His new battle is to win a professional contract in rugby union. With the help of former USA and Ireland coach Eddie O'Sullivan, who is mentoring him and acting as his agent, they are planning out his career.

He models his game on Tuilagi brothers Alesana and Manu (internationals for Samoa and England, respectively), he can play in either the centres or on the wing, he has trained with the USA Sevens team -- he will again at the end of this month -- and he has played for Seattle Saracens, an affiliate of the English and European champions. But he wants to head abroad and got the first taste of an elite rugby environment on a trial at Pau last week.

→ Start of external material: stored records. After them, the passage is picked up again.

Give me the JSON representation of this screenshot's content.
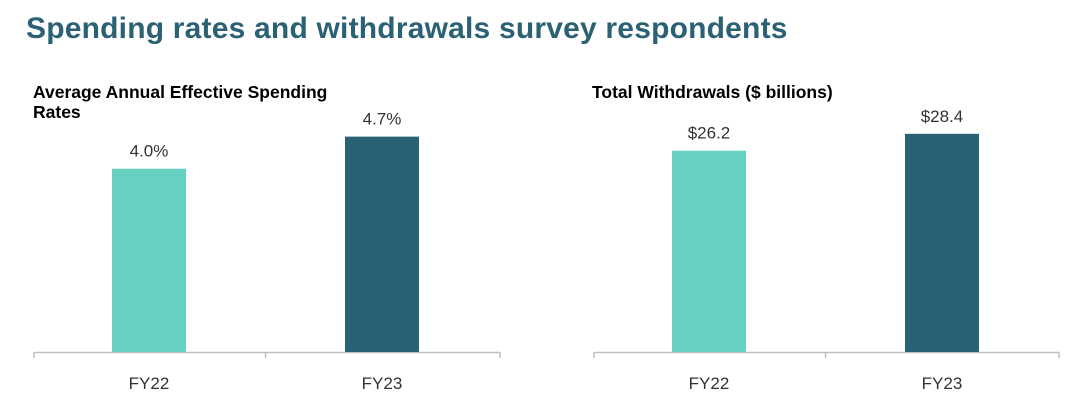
{
  "page": {
    "title": "Spending rates and withdrawals survey respondents"
  },
  "colors": {
    "title": "#2b6175",
    "fy22_bar": "#66d1c1",
    "fy23_bar": "#2b6175",
    "axis": "#bfbfbf",
    "label": "#333333"
  },
  "chart_data": [
    {
      "type": "bar",
      "title": "Average Annual Effective Spending Rates",
      "categories": [
        "FY22",
        "FY23"
      ],
      "values": [
        4.0,
        4.7
      ],
      "data_labels": [
        "4.0%",
        "4.7%"
      ],
      "ylim": [
        0,
        5.5
      ],
      "grid": false,
      "legend": "none"
    },
    {
      "type": "bar",
      "title": "Total Withdrawals ($ billions)",
      "categories": [
        "FY22",
        "FY23"
      ],
      "values": [
        26.2,
        28.4
      ],
      "data_labels": [
        "$26.2",
        "$28.4"
      ],
      "ylim": [
        0,
        32.8
      ],
      "grid": false,
      "legend": "none"
    }
  ]
}
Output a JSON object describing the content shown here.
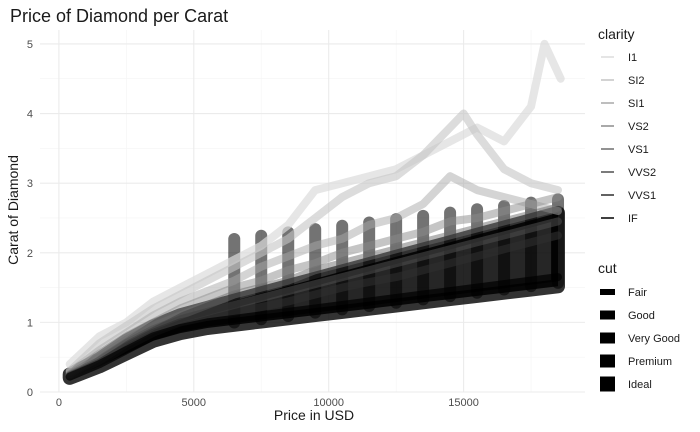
{
  "chart_data": {
    "type": "line",
    "title": "Price of Diamond per Carat",
    "xlabel": "Price in USD",
    "ylabel": "Carat of Diamond",
    "xlim": [
      -700,
      19500
    ],
    "ylim": [
      0,
      5.2
    ],
    "x_ticks": [
      0,
      5000,
      10000,
      15000
    ],
    "x_tick_labels": [
      "0",
      "5000",
      "10000",
      "15000"
    ],
    "y_ticks": [
      0,
      1,
      2,
      3,
      4,
      5
    ],
    "y_tick_labels": [
      "0",
      "1",
      "2",
      "3",
      "4",
      "5"
    ],
    "grid": true,
    "legend_position": "right",
    "legends": [
      {
        "title": "clarity",
        "entries": [
          "I1",
          "SI2",
          "SI1",
          "VS2",
          "VS1",
          "VVS2",
          "VVS1",
          "IF"
        ],
        "colors": [
          "#dcdcdc",
          "#c4c4c4",
          "#a9a9a9",
          "#8c8c8c",
          "#6e6e6e",
          "#4f4f4f",
          "#2e2e2e",
          "#000000"
        ]
      },
      {
        "title": "cut",
        "entries": [
          "Fair",
          "Good",
          "Very Good",
          "Premium",
          "Ideal"
        ],
        "colors": [
          "#000000",
          "#000000",
          "#000000",
          "#000000",
          "#000000"
        ]
      }
    ],
    "series": [
      {
        "name": "I1",
        "color": "#dcdcdc",
        "opacity": 0.7,
        "x": [
          400,
          1500,
          2500,
          3500,
          4500,
          5500,
          6500,
          7500,
          8500,
          9500,
          10500,
          11500,
          12500,
          13500,
          14500,
          15500,
          16500,
          17500,
          18000,
          18600
        ],
        "y": [
          0.4,
          0.8,
          1.0,
          1.3,
          1.5,
          1.7,
          1.9,
          2.1,
          2.4,
          2.9,
          3.0,
          3.1,
          3.2,
          3.4,
          3.6,
          3.8,
          3.6,
          4.1,
          5.0,
          4.5
        ]
      },
      {
        "name": "SI2",
        "color": "#c4c4c4",
        "opacity": 0.6,
        "x": [
          400,
          1500,
          2500,
          3500,
          4500,
          5500,
          6500,
          7500,
          8500,
          9500,
          10500,
          11500,
          12500,
          13500,
          14500,
          15000,
          15500,
          16500,
          17500,
          18500
        ],
        "y": [
          0.3,
          0.7,
          0.95,
          1.2,
          1.4,
          1.6,
          1.8,
          2.0,
          2.2,
          2.5,
          2.8,
          3.0,
          3.1,
          3.4,
          3.8,
          4.0,
          3.7,
          3.2,
          3.0,
          2.9
        ]
      },
      {
        "name": "SI1",
        "color": "#a9a9a9",
        "opacity": 0.5,
        "x": [
          400,
          1500,
          2500,
          3500,
          4500,
          5500,
          6500,
          7500,
          8500,
          9500,
          10500,
          11500,
          12500,
          13500,
          14500,
          15500,
          16500,
          17500,
          18500
        ],
        "y": [
          0.28,
          0.6,
          0.85,
          1.1,
          1.3,
          1.45,
          1.6,
          1.8,
          1.95,
          2.1,
          2.2,
          2.4,
          2.5,
          2.7,
          3.1,
          2.9,
          2.8,
          2.7,
          2.6
        ]
      },
      {
        "name": "VS2",
        "color": "#8c8c8c",
        "opacity": 0.5,
        "x": [
          400,
          1500,
          2500,
          3500,
          4500,
          5500,
          6500,
          7500,
          8500,
          9500,
          10500,
          11500,
          12500,
          13500,
          14500,
          15500,
          16500,
          17500,
          18500
        ],
        "y": [
          0.26,
          0.55,
          0.8,
          1.0,
          1.2,
          1.35,
          1.5,
          1.6,
          1.75,
          1.85,
          2.0,
          2.1,
          2.2,
          2.3,
          2.45,
          2.5,
          2.6,
          2.7,
          2.8
        ]
      },
      {
        "name": "VS1",
        "color": "#6e6e6e",
        "opacity": 0.5,
        "x": [
          400,
          1500,
          2500,
          3500,
          4500,
          5500,
          6500,
          7500,
          8500,
          9500,
          10500,
          11500,
          12500,
          13500,
          14500,
          15500,
          16500,
          17500,
          18500
        ],
        "y": [
          0.25,
          0.5,
          0.75,
          0.95,
          1.1,
          1.25,
          1.4,
          1.5,
          1.6,
          1.75,
          1.85,
          1.95,
          2.05,
          2.15,
          2.25,
          2.35,
          2.45,
          2.55,
          2.65
        ]
      },
      {
        "name": "VVS2",
        "color": "#4f4f4f",
        "opacity": 0.55,
        "x": [
          400,
          1500,
          2500,
          3500,
          4500,
          5500,
          6500,
          7500,
          8500,
          9500,
          10500,
          11500,
          12500,
          13500,
          14500,
          15500,
          16500,
          17500,
          18500
        ],
        "y": [
          0.24,
          0.45,
          0.7,
          0.9,
          1.05,
          1.15,
          1.25,
          1.35,
          1.45,
          1.55,
          1.65,
          1.75,
          1.85,
          1.95,
          2.05,
          2.15,
          2.25,
          2.35,
          2.45
        ]
      },
      {
        "name": "VVS1",
        "color": "#2e2e2e",
        "opacity": 0.6,
        "x": [
          400,
          1500,
          2500,
          3500,
          4500,
          5500,
          6500,
          7500,
          8500,
          9500,
          10500,
          11500,
          12500,
          13500,
          14500,
          15500,
          16500,
          17500,
          18500
        ],
        "y": [
          0.23,
          0.42,
          0.65,
          0.85,
          1.0,
          1.08,
          1.15,
          1.22,
          1.3,
          1.4,
          1.5,
          1.58,
          1.65,
          1.75,
          1.85,
          1.95,
          2.05,
          2.15,
          2.25
        ]
      },
      {
        "name": "IF",
        "color": "#000000",
        "opacity": 0.7,
        "x": [
          400,
          1500,
          2500,
          3500,
          4500,
          5500,
          6500,
          7500,
          8500,
          9500,
          10500,
          11500,
          12500,
          13500,
          14500,
          15500,
          16500,
          17500,
          18500
        ],
        "y": [
          0.22,
          0.4,
          0.6,
          0.8,
          0.92,
          1.0,
          1.05,
          1.1,
          1.15,
          1.2,
          1.25,
          1.3,
          1.35,
          1.4,
          1.45,
          1.5,
          1.55,
          1.6,
          1.65
        ]
      }
    ]
  }
}
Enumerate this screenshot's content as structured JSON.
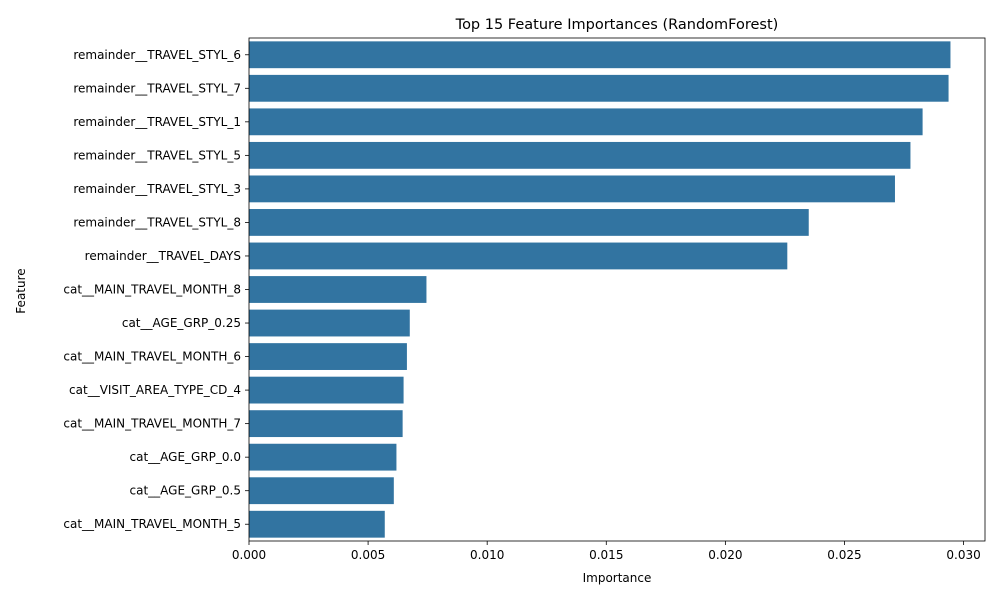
{
  "chart_data": {
    "type": "bar",
    "orientation": "horizontal",
    "title": "Top 15 Feature Importances (RandomForest)",
    "xlabel": "Importance",
    "ylabel": "Feature",
    "xlim": [
      0,
      0.0309
    ],
    "xticks": [
      0.0,
      0.005,
      0.01,
      0.015,
      0.02,
      0.025,
      0.03
    ],
    "xtick_labels": [
      "0.000",
      "0.005",
      "0.010",
      "0.015",
      "0.020",
      "0.025",
      "0.030"
    ],
    "bar_color": "#3274a1",
    "grid": false,
    "categories": [
      "remainder__TRAVEL_STYL_6",
      "remainder__TRAVEL_STYL_7",
      "remainder__TRAVEL_STYL_1",
      "remainder__TRAVEL_STYL_5",
      "remainder__TRAVEL_STYL_3",
      "remainder__TRAVEL_STYL_8",
      "remainder__TRAVEL_DAYS",
      "cat__MAIN_TRAVEL_MONTH_8",
      "cat__AGE_GRP_0.25",
      "cat__MAIN_TRAVEL_MONTH_6",
      "cat__VISIT_AREA_TYPE_CD_4",
      "cat__MAIN_TRAVEL_MONTH_7",
      "cat__AGE_GRP_0.0",
      "cat__AGE_GRP_0.5",
      "cat__MAIN_TRAVEL_MONTH_5"
    ],
    "values": [
      0.02945,
      0.02937,
      0.02828,
      0.02777,
      0.02712,
      0.0235,
      0.0226,
      0.00745,
      0.00675,
      0.00663,
      0.00649,
      0.00645,
      0.00619,
      0.00608,
      0.0057
    ]
  }
}
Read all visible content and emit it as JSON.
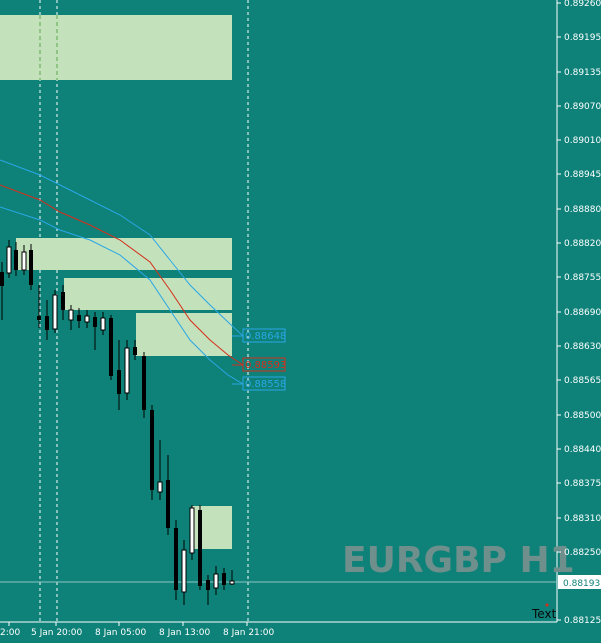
{
  "symbol_watermark": "EURGBP H1",
  "text_object": "Text",
  "price_axis": {
    "labels": [
      "0.89260",
      "0.89195",
      "0.89135",
      "0.89070",
      "0.89010",
      "0.88945",
      "0.88880",
      "0.88820",
      "0.88755",
      "0.88690",
      "0.88630",
      "0.88565",
      "0.88500",
      "0.88440",
      "0.88375",
      "0.88310",
      "0.88250",
      "0.88125"
    ],
    "current_price": "0.88193"
  },
  "time_axis": {
    "labels": [
      "2:00",
      "5 Jan 20:00",
      "8 Jan 05:00",
      "8 Jan 13:00",
      "8 Jan 21:00"
    ]
  },
  "indicator_tags": {
    "upper": "0.88648",
    "middle": "0.88593",
    "lower": "0.88558"
  },
  "colors": {
    "background": "#0e8279",
    "zone": "#c3e2bc",
    "upper_band": "#2aa6e6",
    "middle_line": "#d62d1a",
    "candle_bull": "#ffffff",
    "candle_bear": "#000000",
    "watermark": "#6f8f8c"
  }
}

Wooching arrived at Top 14 side Pau on Easter Sunday and was introduced to World Cup-winners Conrad Smith and Colin Slade, as well as the fiercely talented Steffon Armitage and Tongan half-back Taniela Moa. After a couple of days to get over jet-lag, he was put through his paces in a series of speed and strength tests before he was given the chance to showcase his skills in a game scenario.

"I took one back 40 metres, off the left side, couple of big runs. I couldn't show my defensive side, but it was an awesome day. I felt like I excelled in the speed and weight lifting bits as I knew it so well from football."

Now comes the wait as Pau weigh up whether to offer him a contract while O'Sullivan is looking to set up other trials. In a different life, Wooching would also be waiting by the phone to see if he had been drafted. But the wind and ocean steered his canoe to a different sport.

"If I had stayed in football, right now I'd be back home in Hawaii getting ready for the call and everything that happens in the draft. It would be a defining moment, being an island boy going from the islands to being a dream-achiever. But I've transitioned to working my way to a different dream. It will be better for me."